Obama-Netanyahu meet, Iran thought to top agenda
Meeting prolonged by 30 minutes raising speculation that a disagreement may have arisen between the two leaders.
U.S. President Barack Obama and Prime Minister Benjamin Netanyahu launched their first White House talks on Monday grappling with rare U.S.-Israeli differences over Middle East peacemaking and how to deal with Iran.
The meeting, which began at 5:30 P.M. (Israel time), was scheduled to end at 7 P.M. and was to be followed by a joint statement by the two leaders, but the meeting was prolonged by 30 minutes and the joint statement delayed.
It is not yet clear why the meeting was prolonged, but it raised speculations that perhaps a disagreement arose between the prime minister and the American president.
Wading into the thicket of Israeli-Palestinian diplomacy four months after taking office, Obama planned to press the hawkish Israeli leader to endorse Palestinian statehood and freeze Jewish settlement expansion.
But Netanyahu, who heads a new right-leaning government that has balked so far at embracing a two-state solution, appeared unlikely to comply.
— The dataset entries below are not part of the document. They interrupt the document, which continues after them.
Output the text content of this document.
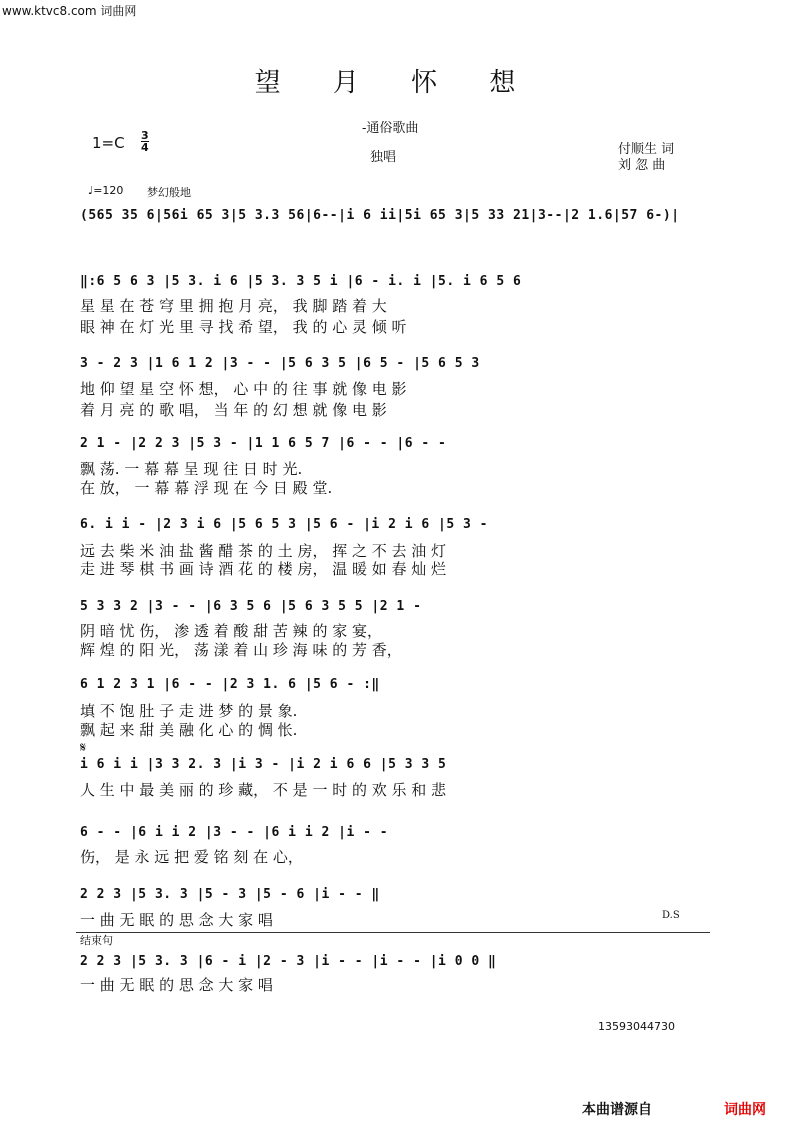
www.ktvc8.com 词曲网
望 月 怀 想
-通俗歌曲
1=C 3
4
独唱
付顺生 词
刘 忽 曲
♩=120 梦幻般地
(565 35 6|56i 65 3|5 3.3 56|6--|i 6 ii|5i 65 3|5 33 21|3--|2 1.6|57 6-)|
‖:6 5 6 3 |5 3. i 6 |5 3. 3 5 i |6 - i. i |5. i 6 5 6
星 星 在 苍 穹 里 拥 抱 月 亮， 我 脚 踏 着 大
眼 神 在 灯 光 里 寻 找 希 望， 我 的 心 灵 倾 听
3 - 2 3 |1 6 1 2 |3 - - |5 6 3 5 |6 5 - |5 6 5 3
地 仰 望 星 空 怀 想， 心 中 的 往 事 就 像 电 影
着 月 亮 的 歌 唱， 当 年 的 幻 想 就 像 电 影
2 1 - |2 2 3 |5 3 - |1 1 6 5 7 |6 - - |6 - -
飘 荡. 一 幕 幕 呈 现 往 日 时 光.
在 放， 一 幕 幕 浮 现 在 今 日 殿 堂.
6. i i - |2 3 i 6 |5 6 5 3 |5 6 - |i 2 i 6 |5 3 -
远 去 柴 米 油 盐 酱 醋 茶 的 土 房， 挥 之 不 去 油 灯
走 进 琴 棋 书 画 诗 酒 花 的 楼 房， 温 暖 如 春 灿 烂
5 3 3 2 |3 - - |6 3 5 6 |5 6 3 5 5 |2 1 -
阴 暗 忧 伤， 渗 透 着 酸 甜 苦 辣 的 家 宴，
辉 煌 的 阳 光， 荡 漾 着 山 珍 海 味 的 芳 香，
6 1 2 3 1 |6 - - |2 3 1. 6 |5 6 - :‖
填 不 饱 肚 子 走 进 梦 的 景 象.
飘 起 来 甜 美 融 化 心 的 惆 怅.
𝄋
i 6 i i |3 3 2. 3 |i 3 - |i 2 i 6 6 |5 3 3 5
人 生 中 最 美 丽 的 珍 藏， 不 是 一 时 的 欢 乐 和 悲
6 - - |6 i i 2 |3 - - |6 i i 2 |i - -
伤， 是 永 远 把 爱 铭 刻 在 心，
2 2 3 |5 3. 3 |5 - 3 |5 - 6 |i - - ‖
一 曲 无 眠 的 思 念 大 家 唱	D.S
结束句
2 2 3 |5 3. 3 |6 - i |2 - 3 |i - - |i - - |i 0 0 ‖
一 曲 无 眠 的 思 念 大 家 唱
13593044730
本曲谱源自	词曲网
He was expected instead to urge Obama to put the elusive quest for Israeli-Palestinian peace on the back burner and make the campaign to curb Iran's nuclear ambitions a more urgent priority. Israel, uneasy over Obama's overtures to engage with Tehran, has not ruled out military strikes if diplomacy fails.
The prime minister's aides say he is encouraged by an interview in Newsweek Sunday in which Obama says he is not "naive" about Iran and is not taking "any options off the table." The purpose of the planned dialogue is to "offer Iran an opportunity to align itself with international norms," according to Obama.
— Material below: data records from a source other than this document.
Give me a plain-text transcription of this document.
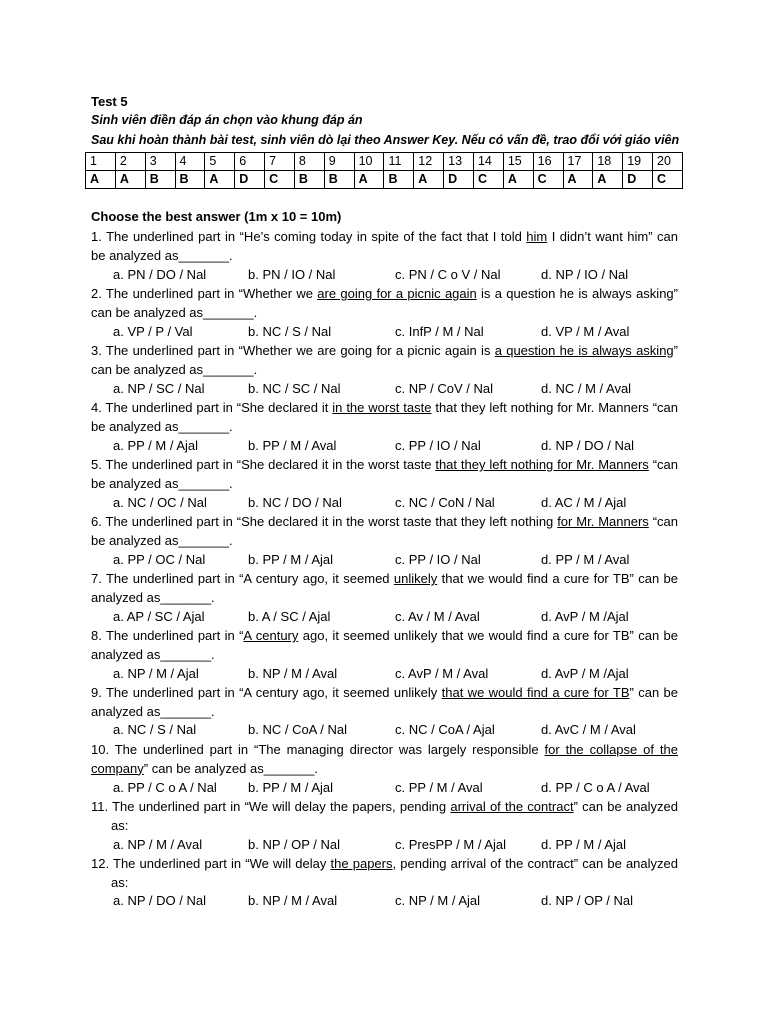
Test 5
Sinh viên điền đáp án chọn vào khung đáp án
Sau khi hoàn thành bài test, sinh viên dò lại theo Answer Key. Nếu có vấn đề, trao đổi với giáo viên
1	2	3	4	5	6	7	8	9	10	11	12	13	14	15	16	17	18	19	20
A	A	B	B	A	D	C	B	B	A	B	A	D	C	A	C	A	A	D	C
Choose the best answer (1m x 10 = 10m)
1. The underlined part in “He’s coming today in spite of the fact that I told him I didn’t want him” can be analyzed as_______.
a. PN / DO / Nal	b. PN / IO / Nal	c. PN / C o V / Nal	d. NP / IO / Nal
2. The underlined part in “Whether we are going for a picnic again is a question he is always asking” can be analyzed as_______.
a. VP / P / Val	b. NC / S / Nal	c. InfP / M / Nal	d. VP / M / Aval
3. The underlined part in “Whether we are going for a picnic again is a question he is always asking” can be analyzed as_______.
a. NP / SC / Nal	b. NC / SC / Nal	c. NP / CoV / Nal	d. NC / M / Aval
4. The underlined part in “She declared it in the worst taste that they left nothing for Mr. Manners “can be analyzed as_______.
a. PP / M / Ajal	b. PP / M / Aval	c. PP / IO / Nal	d. NP / DO / Nal
5. The underlined part in “She declared it in the worst taste that they left nothing for Mr. Manners “can be analyzed as_______.
a. NC / OC / Nal	b. NC / DO / Nal	c. NC / CoN / Nal	d. AC / M / Ajal
6. The underlined part in “She declared it in the worst taste that they left nothing for Mr. Manners “can be analyzed as_______.
a. PP / OC / Nal	b. PP / M / Ajal	c. PP / IO / Nal	d. PP / M / Aval
7. The underlined part in “A century ago, it seemed unlikely that we would find a cure for TB” can be analyzed as_______.
a. AP / SC / Ajal	b. A / SC / Ajal	c. Av / M / Aval	d. AvP / M /Ajal
8. The underlined part in “A century ago, it seemed unlikely that we would find a cure for TB” can be analyzed as_______.
a. NP / M / Ajal	b. NP / M / Aval	c. AvP / M / Aval	d. AvP / M /Ajal
9. The underlined part in “A century ago, it seemed unlikely that we would find a cure for TB” can be analyzed as_______.
a. NC / S / Nal	b. NC / CoA / Nal	c. NC / CoA / Ajal	d. AvC / M / Aval
10. The underlined part in “The managing director was largely responsible for the collapse of the company” can be analyzed as_______.
a. PP / C o A / Nal b. PP / M / Ajal	c. PP / M / Aval	d. PP / C o A / Aval
11. The underlined part in “We will delay the papers, pending arrival of the contract” can be analyzed as:
a. NP / M / Aval	b. NP / OP / Nal	c. PresPP / M / Ajal	d. PP / M / Ajal
12. The underlined part in “We will delay the papers, pending arrival of the contract” can be analyzed as:
a. NP / DO / Nal	b. NP / M / Aval	c. NP / M / Ajal	d. NP / OP / Nal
He said he understands why Israel views Iran as an "existential threat," and that because of this, Israelis' "calculation of costs and benefits are going to be more acute. They're right there in range, and I don't think it's my place to determine for the Israelis what their security needs are." Obama can "make an argument" that his approach "offers the prospect of security, not just for the United States but also for Israel, that is superior to some of the other alternatives."
While Netanyahu does not oppose the planned dialogue between Iran and the U.S., he wants more details on how it will be conducted. Israel says the dialogue must include clear conditions, including on Iran's nuclear activity during the talks, and a clear time limit. This view is shared by some senior American officials, including the special envoy on Iran, Dennis Ross. Israel says the time limit should be around three months.
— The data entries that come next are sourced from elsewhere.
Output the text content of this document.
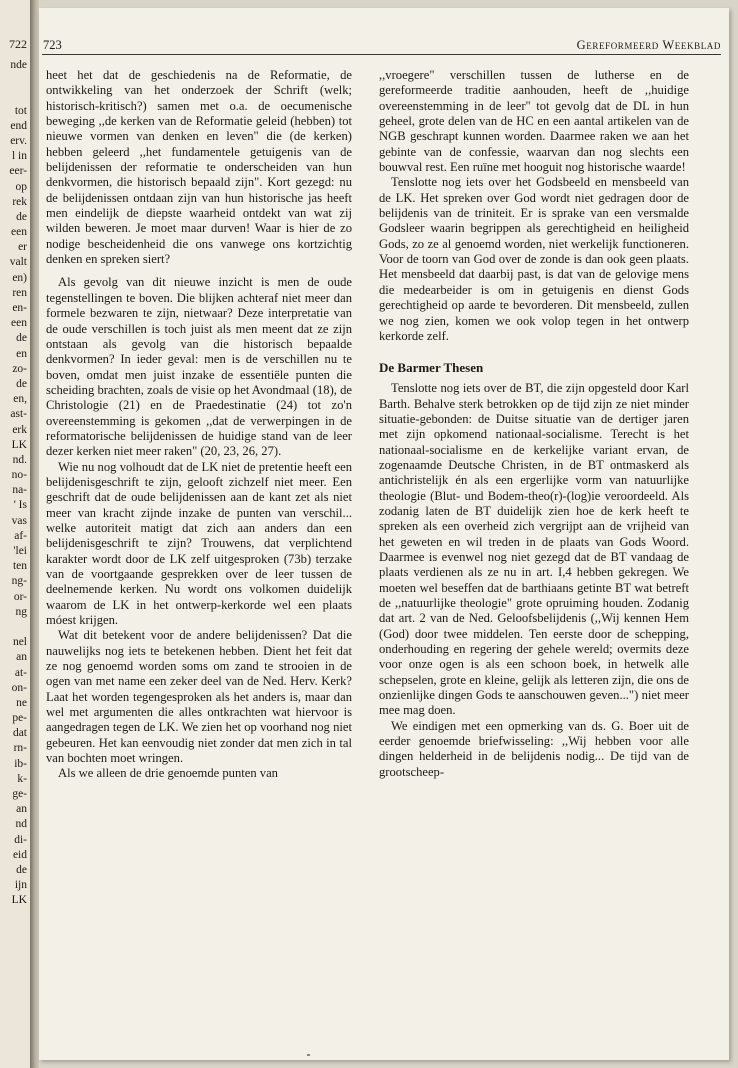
722
nde
tot
end
erv.
l in
eer-
op
rek
de
een
er
valt
en)
ren
en-
een
de
en
zo-
de
en,
ast-
erk
LK
nd.
no-
na-
' Is
vas
af-
'lei
ten
ng-
or-
ng
nel
an
at-
on-
ne
pe-
dat
rn-
ib-
k-
ge-
an
nd
di-
eid
de
ijn
LK
723	Gereformeerd Weekblad

heet het dat de geschiedenis na de Reformatie, de ontwikkeling van het onderzoek der Schrift (welk; historisch-kritisch?) samen met o.a. de oecumenische beweging ,,de kerken van de Reformatie geleid (hebben) tot nieuwe vormen van denken en leven" die (de kerken) hebben geleerd ,,het fundamentele getuigenis van de belijdenissen der reformatie te onderscheiden van hun denkvormen, die historisch bepaald zijn". Kort gezegd: nu de belijdenissen ontdaan zijn van hun historische jas heeft men eindelijk de diepste waarheid ontdekt van wat zij wilden beweren. Je moet maar durven! Waar is hier de zo nodige bescheidenheid die ons vanwege ons kortzichtig denken en spreken siert?

Als gevolg van dit nieuwe inzicht is men de oude tegenstellingen te boven. Die blijken achteraf niet meer dan formele bezwaren te zijn, nietwaar? Deze interpretatie van de oude verschillen is toch juist als men meent dat ze zijn ontstaan als gevolg van die historisch bepaalde denkvormen? In ieder geval: men is de verschillen nu te boven, omdat men juist inzake de essentiële punten die scheiding brachten, zoals de visie op het Avondmaal (18), de Christologie (21) en de Praedestinatie (24) tot zo'n overeenstemming is gekomen ,,dat de verwerpingen in de reformatorische belijdenissen de huidige stand van de leer dezer kerken niet meer raken" (20, 23, 26, 27).

Wie nu nog volhoudt dat de LK niet de pretentie heeft een belijdenisgeschrift te zijn, gelooft zichzelf niet meer. Een geschrift dat de oude belijdenissen aan de kant zet als niet meer van kracht zijnde inzake de punten van verschil... welke autoriteit matigt dat zich aan anders dan een belijdenisgeschrift te zijn? Trouwens, dat verplichtend karakter wordt door de LK zelf uitgesproken (73b) terzake van de voortgaande gesprekken over de leer tussen de deelnemende kerken. Nu wordt ons volkomen duidelijk waarom de LK in het ontwerp-kerkorde wel een plaats móest krijgen.

Wat dit betekent voor de andere belijdenissen? Dat die nauwelijks nog iets te betekenen hebben. Dient het feit dat ze nog genoemd worden soms om zand te strooien in de ogen van met name een zeker deel van de Ned. Herv. Kerk? Laat het worden tegengesproken als het anders is, maar dan wel met argumenten die alles ontkrachten wat hiervoor is aangedragen tegen de LK. We zien het op voorhand nog niet gebeuren. Het kan eenvoudig niet zonder dat men zich in tal van bochten moet wringen.

Als we alleen de drie genoemde punten van

,,vroegere" verschillen tussen de lutherse en de gereformeerde traditie aanhouden, heeft de ,,huidige overeenstemming in de leer" tot gevolg dat de DL in hun geheel, grote delen van de HC en een aantal artikelen van de NGB geschrapt kunnen worden. Daarmee raken we aan het gebinte van de confessie, waarvan dan nog slechts een bouwval rest. Een ruïne met hooguit nog historische waarde!

Tenslotte nog iets over het Godsbeeld en mensbeeld van de LK. Het spreken over God wordt niet gedragen door de belijdenis van de triniteit. Er is sprake van een versmalde Godsleer waarin begrippen als gerechtigheid en heiligheid Gods, zo ze al genoemd worden, niet werkelijk functioneren. Voor de toorn van God over de zonde is dan ook geen plaats. Het mensbeeld dat daarbij past, is dat van de gelovige mens die medearbeider is om in getuigenis en dienst Gods gerechtigheid op aarde te bevorderen. Dit mensbeeld, zullen we nog zien, komen we ook volop tegen in het ontwerp kerkorde zelf.

De Barmer Thesen

Tenslotte nog iets over de BT, die zijn opgesteld door Karl Barth. Behalve sterk betrokken op de tijd zijn ze niet minder situatie-gebonden: de Duitse situatie van de dertiger jaren met zijn opkomend nationaal-socialisme. Terecht is het nationaal-socialisme en de kerkelijke variant ervan, de zogenaamde Deutsche Christen, in de BT ontmaskerd als antichristelijk én als een ergerlijke vorm van natuurlijke theologie (Blut- und Bodem-theo(r)-(log)ie veroordeeld. Als zodanig laten de BT duidelijk zien hoe de kerk heeft te spreken als een overheid zich vergrijpt aan de vrijheid van het geweten en wil treden in de plaats van Gods Woord. Daarmee is evenwel nog niet gezegd dat de BT vandaag de plaats verdienen als ze nu in art. I,4 hebben gekregen. We moeten wel beseffen dat de barthiaans getinte BT wat betreft de ,,natuurlijke theologie" grote opruiming houden. Zodanig dat art. 2 van de Ned. Geloofsbelijdenis (,,Wij kennen Hem (God) door twee middelen. Ten eerste door de schepping, onderhouding en regering der gehele wereld; overmits deze voor onze ogen is als een schoon boek, in hetwelk alle schepselen, grote en kleine, gelijk als letteren zijn, die ons de onzienlijke dingen Gods te aanschouwen geven...") niet meer mee mag doen.

We eindigen met een opmerking van ds. G. Boer uit de eerder genoemde briefwisseling: ,,Wij hebben voor alle dingen helderheid in de belijdenis nodig... De tijd van de grootscheep-
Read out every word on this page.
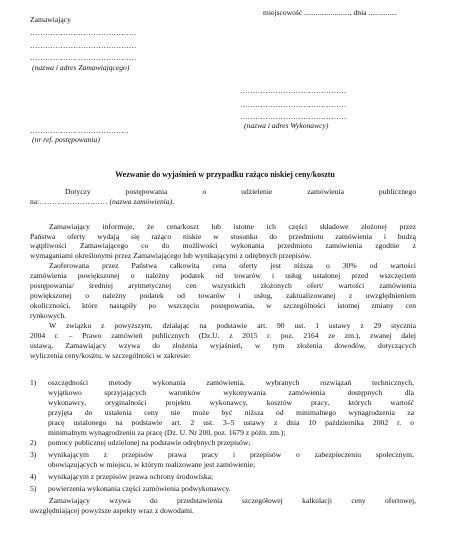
miejscowość ........................, dnia ...............
Zamawiający
……………………………………
……………………………………
……………………………………
(nazwa i adres Zamawiającego)
……………………………………
……………………………………
……………………………………
(nazwa i adres Wykonawcy)
…………………………………
(nr ref. postępowania)
Wezwanie do wyjaśnień w przypadku rażąco niskiej ceny/kosztu
Dotyczy postępowania o udzielenie zamówienia publicznego
na:……………………… (nazwa zamówienia).
Zamawiający informuje, że cena/koszt lub istotne ich części składowe złożonej przez
Państwa oferty wydają się rażąco niskie w stosunku do przedmiotu zamówienia i budzą
wątpliwości Zamawiającego co do możliwości wykonania przedmiotu zamówienia zgodnie z
wymaganiami określonymi przez Zamawiającego lub wynikającymi z odrębnych przepisów.
Zaoferowana przez Państwa całkowita cena oferty jest niższa o 30% od wartości
zamówienia powiększonej o należny podatek od towarów i usług ustalonej przed wszczęciem
postępowania/ średniej arytmetycznej cen wszystkich złożonych ofert/ wartości zamówienia
powiększonej o należny podatek od towarów i usług, zaktualizowanej z uwzględnieniem
okoliczności, które nastąpiły po wszczęciu postępowania, w szczególności istotnej zmiany cen
rynkowych.
W związku z powyższym, działając na podstawie art. 90 ust. 1 ustawy z 29 stycznia
2004 r. – Prawo zamówień publicznych (Dz.U. z 2015 r. poz. 2164 ze zm.), zwanej dalej
ustawą, Zamawiający wzywa do złożenia wyjaśnień, w tym złożenia dowodów, dotyczących
wyliczenia ceny/kosztu, w szczególności w zakresie:
1) oszczędności metody wykonania zamówienia, wybranych rozwiązań technicznych,
wyjątkowo sprzyjających warunków wykonywania zamówienia dostępnych dla
wykonawcy, oryginalności projektu wykonawcy, kosztów pracy, których wartość
przyjęta do ustalenia ceny nie może być niższa od minimalnego wynagrodzenia za
pracę ustalonego na podstawie art. 2 ust. 3–5 ustawy z dnia 10 października 2002 r. o
minimalnym wynagrodzeniu za pracę (Dz. U. Nr 200, poz. 1679 z późn. zm.);
2) pomocy publicznej udzielonej na podstawie odrębnych przepisów;
3) wynikającym z przepisów prawa pracy i przepisów o zabezpieczeniu społecznym,
obowiązujących w miejscu, w którym realizowane jest zamówienie;
4) wynikającym z przepisów prawa ochrony środowiska;
5) powierzenia wykonania części zamówienia podwykonawcy.
Zamawiający wzywa do przedstawienia szczegółowej kalkulacji ceny ofertowej,
uwzględniającej powyższe aspekty wraz z dowodami.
Netanyahu's effort to shift the focus of stalled peace talks away from tough issues such as borders and the future of Jewish settlements could mean a rocky road ahead in traditionally strong U.S.-Israeli relations.
It puts him at odds with Obama, who has endorsed the goal of Palestinian independence, a cornerstone of U.S. policy for years, and has pledged to keep peacemaking high on his agenda.
Underscoring the obstacles Obama faces, an Israeli official confirmed on Monday that contractors had been asked for plans to expand a settlement in the West Bank, a project the United States has already condemned as problematic to peace moves.